Thomas D. Barrow, until recently a top executive of Exxon Corp., was elected today to be the chairman and chief executive officer of the embattled Kennecott Copper Corp., the country's largest copper producer.
Kennecott, meanwhile, announced it will go to the Supreme Court to appeal a lower court ruling ordering it to hold a rerun of last spring's proxy challenge, led by Curtiss-Wright Corp., to Kennecott's board of directors.
On Thursday, the U.S. Court of Appeals denied Kennecott's application for a stay of the earlier ruling.
Frank Milliken, 64, who is stepping aside as Kennecott chief executive after 17 years at the helm and who personally has been a key target of criticism of Curtiss-Wright's proxy challenge, will become chairman temporarily of the Kennecott board's executive committee, and then retire next January when he reaches age 65.
The appointment of Barrow, 35, did not come as a surprise since there had been numerous press reports that he had been negotiating with the Kennecott board for the company's top post.
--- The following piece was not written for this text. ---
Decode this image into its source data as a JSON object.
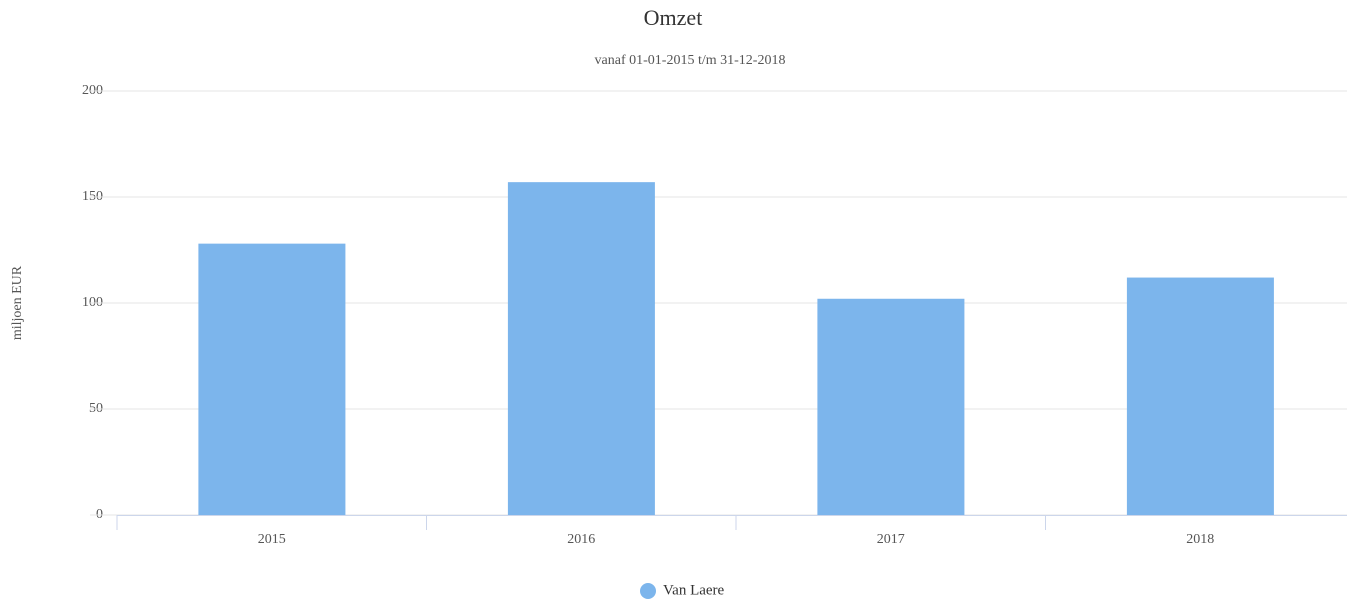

He resigned from Exxon Nov. 15 where he had been a senior vice president and was at one time considered in the running for either the presidency or chairmanship of the world's largest oil company.
A petroleum engineer and geologist by training, Barrow was responsible for exploration, production, and employe relations at Exxon as well as being the chairman of the company's investment advisory committee. He earlier had served as president of Exxon U.S.A., the corporation's principal domestic operating division, a position his father had held when the subsidiary was known as Humble Oil.
Barrow will take over Kennecott at a time when it faces continuing profitability problems because of the sustained worldwide slump in demand for copper on top of the difficulties generated by the Curtiss-Wright proxy challenge.
For the first nine months of 1978, Kennecott lost $1.25 million, an improvement over the first three-quarters of 1977 when the company lost $4.4 million. For all of last year, Kennecott earned $7.3 million on sales of $977 million.
In an interview with the Dow Jones News Service, Barrow said today he had no plans to change substantially the direction Kennecott is heading and indicated he supported the company's acquisition last year of Carborundum Corp. for $567 million in cash -- a move that angered many shareholders and triggered the proxy battle.
Curtiss-Wright Chairman T. Roland Berner, in mounting the challenge said that if he gained control of the copper company he would sell off Carborundum and distribute the proceeds to shareholders. Kennecott had bought the upstate New York abrasives manufacturer with part of the $1.2 billion it received when it sold the Peabody Coal Co. on orders from the Federal Trade Commission.
"Carborundum is a little 3M," Barrow told Dow Jones, adding "it has got a whole lot of businesses" and indicating it represented the kind of diversification the copper producer needed to smooth the swings in the copper market.
Barrow said he did not intend to lead Kennecott into the oil business, but it should continue to look for other acquisitions.
Kennecott itself has been rumored as a possible acquisition target. Standard Oil Co. of Indiana (Amoco) in September confirmed the two companies had held talks about the possibility of "some form of association." But last month, Wall Street sources said a complex plan for Amoco to buy Kennecott for close to $1 billion and to then dispose of Carborundum to the Continental Group collapsed.